Let's clear it up a bit:

• remove local label A
• remove reordering of params for storage
• remove empty support Library
• invert logic in condition
  

In the last step, the condition is inverted.
Instead of:

Code:

X≠0?            // while true?
GTO 01          // while body
GTO 02          // resume
LBL 01          // while body

We use:

Code:

X=0?            // while not?
GTO 02          // resume

This saves us both a LBL and GTO instruction.
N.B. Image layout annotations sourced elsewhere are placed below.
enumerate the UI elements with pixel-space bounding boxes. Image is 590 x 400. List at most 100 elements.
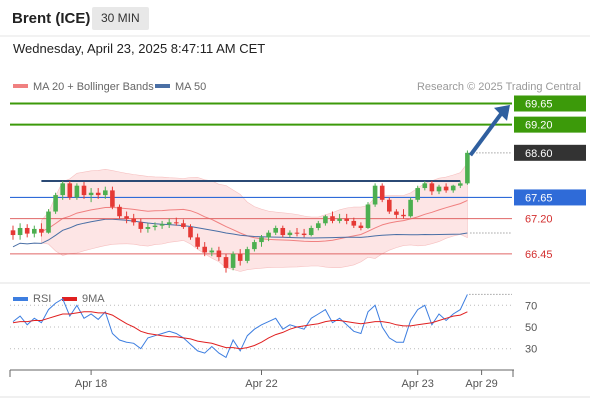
- candle-body: [387, 199, 392, 212]
- candle-body: [436, 186, 442, 192]
- legend-label-ma20: MA 20 + Bollinger Bands: [33, 81, 154, 93]
- candle-body: [323, 216, 328, 224]
- candle-body: [259, 237, 264, 243]
- current-price-tag-bg: [514, 144, 586, 161]
- candle-body: [280, 227, 286, 236]
- candle-body: [394, 211, 399, 215]
- pivot-tag: 67.65: [525, 192, 553, 204]
- candle-body: [422, 183, 428, 189]
- candle-body: [138, 222, 144, 229]
- candle-body: [159, 224, 165, 226]
- candle-body: [287, 232, 293, 236]
- candle-body: [67, 183, 73, 198]
- candle-body: [337, 218, 342, 221]
- candle-body: [365, 204, 371, 228]
- candle-body: [32, 228, 37, 234]
- candle-body: [223, 257, 229, 268]
- watermark-text: Research © 2025 Trading Central: [417, 81, 581, 93]
- legend-label-ma50: MA 50: [175, 81, 206, 93]
- header-bar: Brent (ICE) 30 MIN: [0, 0, 590, 36]
- resistance-tag-1: 69.20: [525, 120, 553, 132]
- legend-swatch-ma50: [155, 84, 170, 88]
- resistance-tag-bg-0: [514, 95, 586, 112]
- candle-body: [17, 227, 23, 236]
- candle-body: [188, 227, 193, 238]
- candle-body: [145, 227, 151, 229]
- candle-body: [230, 253, 236, 268]
- x-tick-label: Apr 22: [245, 378, 277, 390]
- candle-body: [110, 190, 115, 207]
- timeframe-badge[interactable]: 30 MIN: [92, 7, 149, 30]
- legend-label-9ma: 9MA: [82, 293, 105, 305]
- candle-body: [166, 222, 172, 225]
- candle-body: [181, 223, 186, 228]
- resistance-tag-0: 69.65: [525, 98, 553, 110]
- candle-body: [351, 220, 357, 226]
- candle-body: [237, 253, 243, 261]
- candle-body: [88, 192, 94, 196]
- candle-body: [95, 192, 101, 196]
- rsi-tick-50: 50: [525, 322, 537, 334]
- candle-body: [245, 249, 250, 261]
- legend-swatch-ma20: [13, 84, 28, 88]
- candle-body: [344, 218, 349, 221]
- candle-body: [202, 246, 207, 253]
- candle-body: [458, 183, 463, 186]
- candle-body: [401, 214, 406, 217]
- legend-swatch-9ma: [62, 297, 77, 301]
- candle-body: [103, 190, 108, 196]
- rsi-tick-30: 30: [525, 344, 537, 356]
- candle-body: [450, 185, 456, 191]
- candle-body: [465, 152, 470, 184]
- candle-body: [152, 225, 158, 228]
- candle-body: [39, 228, 44, 233]
- support-tag-5: 66.45: [525, 249, 553, 261]
- legend-swatch-rsi: [13, 297, 28, 301]
- rsi-tick-70: 70: [525, 300, 537, 312]
- candle-body: [308, 227, 314, 236]
- candle-body: [358, 225, 364, 228]
- candle-body: [124, 216, 129, 219]
- candle-body: [81, 185, 87, 196]
- candle-body: [273, 227, 278, 233]
- candle-body: [117, 206, 122, 217]
- candle-body: [53, 195, 58, 212]
- chart-timestamp: Wednesday, April 23, 2025 8:47:11 AM CET: [13, 41, 266, 56]
- candle-body: [301, 233, 307, 236]
- legend-label-rsi: RSI: [33, 293, 51, 305]
- candle-body: [294, 232, 300, 234]
- candle-body: [24, 227, 30, 234]
- instrument-title: Brent (ICE): [12, 10, 91, 27]
- candle-body: [429, 183, 435, 192]
- candle-body: [74, 185, 80, 198]
- candle-body: [209, 250, 215, 253]
- bollinger-band-area: [41, 162, 468, 272]
- target-arrow-shaft: [468, 112, 503, 157]
- candle-body: [443, 186, 449, 191]
- candle-body: [266, 232, 271, 238]
- candle-body: [330, 216, 335, 221]
- support-tag-4: 67.20: [525, 214, 553, 226]
- resistance-tag-bg-1: [514, 116, 586, 133]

With these changes we are already down at 51 bytes and could call it a day:

Code:

00 { 51-Byte Prgm }
01▸LBL "Z↑Y%X"
02 STO 02
03 R↓
04 STO 01
05 R↓
06 STO 00
07 1
08 STO 03
09▸LBL 00
10 RCL 01
11 X=0?
12 GTO 02
13 RCL 01
14 2
15 MOD
16 X=0?
17 GTO 04
18 RCL 00
19 RCL 03
20 ×
21 RCL 02
22 MOD
23 STO 03
24▸LBL 04
25 RCL 00
26 X↑2
27 RCL 02
28 MOD
29 STO 00
30 RCL 01
31 2
32 ÷
33 IP
34 STO 01
35 GTO 00
36▸LBL 02
37 RCL 03
38 END

We also saved a byte by choosing a shorter name.

But can we do better?
You may have noticed that line 13 could be removed since x is still present from line 10.
Furthermore, division by 2 and modulo 2 of x can be combined.

Code:

00 { 47-Byte Prgm }
01▸LBL "Z↑Y%X"
02 STO 02
03 R↓
04 STO 01
05 R↓
06 STO 00
07 1
08 STO 03
09▸LBL 00
10 RCL 01
11 X=0?
12 GTO 02
13 2
14 ÷
15 ENTER
16 IP
17 STO 01
18 X=Y?
19 GTO 04
20 RCL 00
21 RCL 03
22 ×
23 RCL 02
24 MOD
25 STO 03
26▸LBL 04
27 RCL 00
28 X↑2
29 RCL 02
30 MOD
31 STO 00
32 GTO 00
33▸LBL 02
34 RCL 03
35 END

So far we haven't bothered with registers or keeping results on the stack.
But if we leave x on the stack, we save 2 STO and 1 RCL instructions at the cost of 2 RDN instructions.
With this we not only save a register, but also another byte:

Code:

00 { 46-Byte Prgm }
01▸LBL "Z↑Y%X"     ; b x m -- b^x (mod m)
02 STO 00          ; m
03 1
04 STO 01          ; r
05 R↑
06 STO 02          ; b
07 R↑              ; x
08▸LBL 00          ; while
09 X=0?            ; x == 0
10 GTO 02          ; end while
11 2
12 ÷               ; x / 2
13 ENTER
14 IP              ; x // 2
15 X=Y?            ; x is even
16 GTO 01          ; end if
17 RCL 01          ; r
18 RCL 02          ; b
19 ×
20 RCL 00          ; m
21 MOD             ; r × b % m
22 STO 01          ; r
23 R↓              ; x
24▸LBL 01          ; end if
25 RCL 02          ; b
26 X↑2
27 RCL 00          ; m
28 MOD             ; b^2 % m
29 STO 02          ; b
30 R↓              ; x
31 GTO 00          ; while
32▸LBL 02          ; end while
33 RCL 01          ; r
34 END

Feel free to replace the 3 remaining registers with the synthetic registers M, N and O.